The influential German research institute RWI and the International Energy Agency concluded back in 2008 that research and development funding would do more good for the production of energy-efficient solar cells than subsidising the price of solar power. “Given the widely-known low technological efficiencies of about 20 per cent for crystalline-silicon cells and 10 per cent for amorphous-silicon cells, funding R&D appears indeed to be a promising avenue to achieve substantial cost and, hence, price reductions,” says the influential 2008 RWI report “Germany's Solar Cell Promotion: Dark Clouds on the Horizon.”

No funds for business development

Grätzel, who won the 2010 Millennium Technology Award, and scientists from around the world are developing energy cells based on his original research. He is a member of the technology committee of a publicly-traded Australian company, Dyesol, which produces dye-sensitive cells he pioneered. The company has found a strategic partner to help finance scale-up, signing an agreement with the steel maker Corus Steel to manufacture solar roof panels with the cells.

Because they are lightweight and generate energy even in low-light conditions, the dye-sensitive cells are thought to be more adaptable to small-scale roof generation than to large-scale factory generation, at this stage in their development.
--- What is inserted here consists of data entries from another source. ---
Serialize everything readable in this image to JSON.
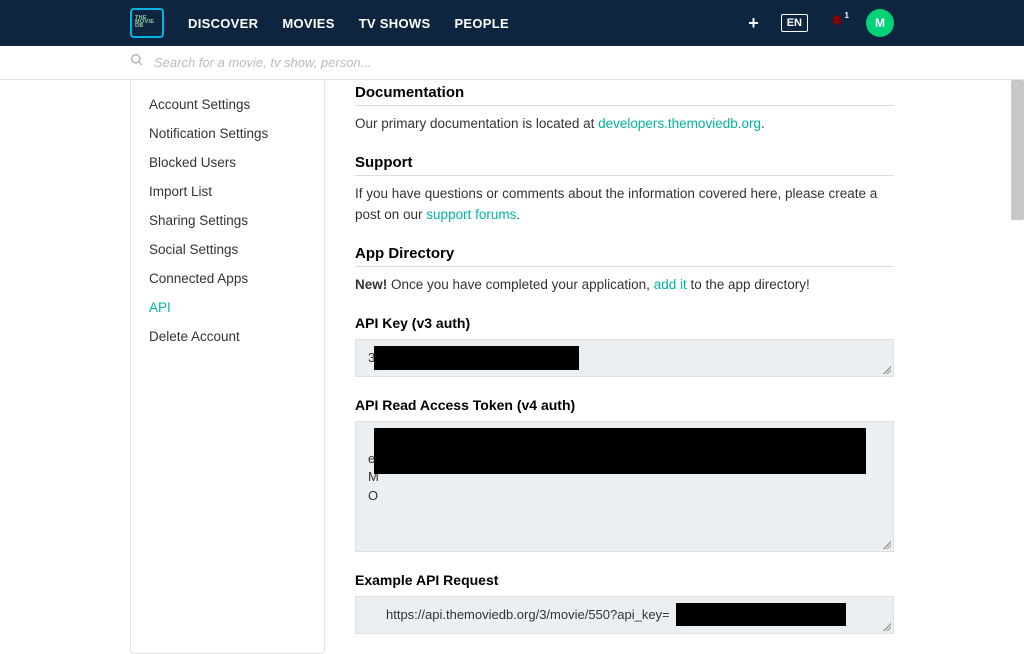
{
  "header": {
    "logo_lines": [
      "THE",
      "MOVIE",
      "DB"
    ],
    "nav": [
      "DISCOVER",
      "MOVIES",
      "TV SHOWS",
      "PEOPLE"
    ],
    "lang": "EN",
    "notif_count": "1",
    "avatar_initial": "M"
  },
  "search": {
    "placeholder": "Search for a movie, tv show, person..."
  },
  "sidebar": {
    "items": [
      {
        "label": "Account Settings",
        "active": false
      },
      {
        "label": "Notification Settings",
        "active": false
      },
      {
        "label": "Blocked Users",
        "active": false
      },
      {
        "label": "Import List",
        "active": false
      },
      {
        "label": "Sharing Settings",
        "active": false
      },
      {
        "label": "Social Settings",
        "active": false
      },
      {
        "label": "Connected Apps",
        "active": false
      },
      {
        "label": "API",
        "active": true
      },
      {
        "label": "Delete Account",
        "active": false
      }
    ]
  },
  "main": {
    "documentation": {
      "heading": "Documentation",
      "text_pre": "Our primary documentation is located at ",
      "link": "developers.themoviedb.org",
      "text_post": "."
    },
    "support": {
      "heading": "Support",
      "text_pre": "If you have questions or comments about the information covered here, please create a post on our ",
      "link": "support forums",
      "text_post": "."
    },
    "app_directory": {
      "heading": "App Directory",
      "new": "New!",
      "text_pre": " Once you have completed your application, ",
      "link": "add it",
      "text_post": " to the app directory!"
    },
    "api_key": {
      "label": "API Key (v3 auth)",
      "prefix": "3"
    },
    "access_token": {
      "label": "API Read Access Token (v4 auth)",
      "lines": "e\nM\nO"
    },
    "example_request": {
      "label": "Example API Request",
      "prefix": "https://api.themoviedb.org/3/movie/550?api_key="
    }
  }
}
The UK start-up G24i is also testing the Grätzel cells against photovoltaic cells, to determine whether the less-costly dye-sensitive cells will be more efficient in different light and weather conditions. The company’s chief financial officer, Steve Burt, says the cells can power a wireless keyboard for an entire day. But G24i cannot mass-produce its cells quickly enough to supply large keyboard manufacturers. That’s why a scale-up fund would be useful, he says.

“You’ve still got the very early start-up funding and with all the push for revenue, but what you haven’t got access to funds in the middle,” of the business development cycle, Burt says.

In September the German government announced a package of new measures aimed at transforming 80 per cent of its energy use to renewables by 2050. The plan aims to slow the dramatic expansion in solar energy, for which may cost the government as much as €100 billion in feed-in-tariffs by 2020. But it also includes a ten-year plan to expand the country’s electricity grid so that it can collect and transmit power generated by renewable sources.

The plan has been criticised for dramatically increasing the cost of energy to consumers and industry, and potentially driving energy-consuming industries from the country.  The criticisms - and many other questions about the viability of solar energy development - stem the 2008 report by the German research institute RWI, with its questioning of the economic and employment benefits of subsidised tariffs for solar power.  

The author, physicist and economist Manuel Frondel, believes the German government would have more success supporting solar research and development than financing a special tariff.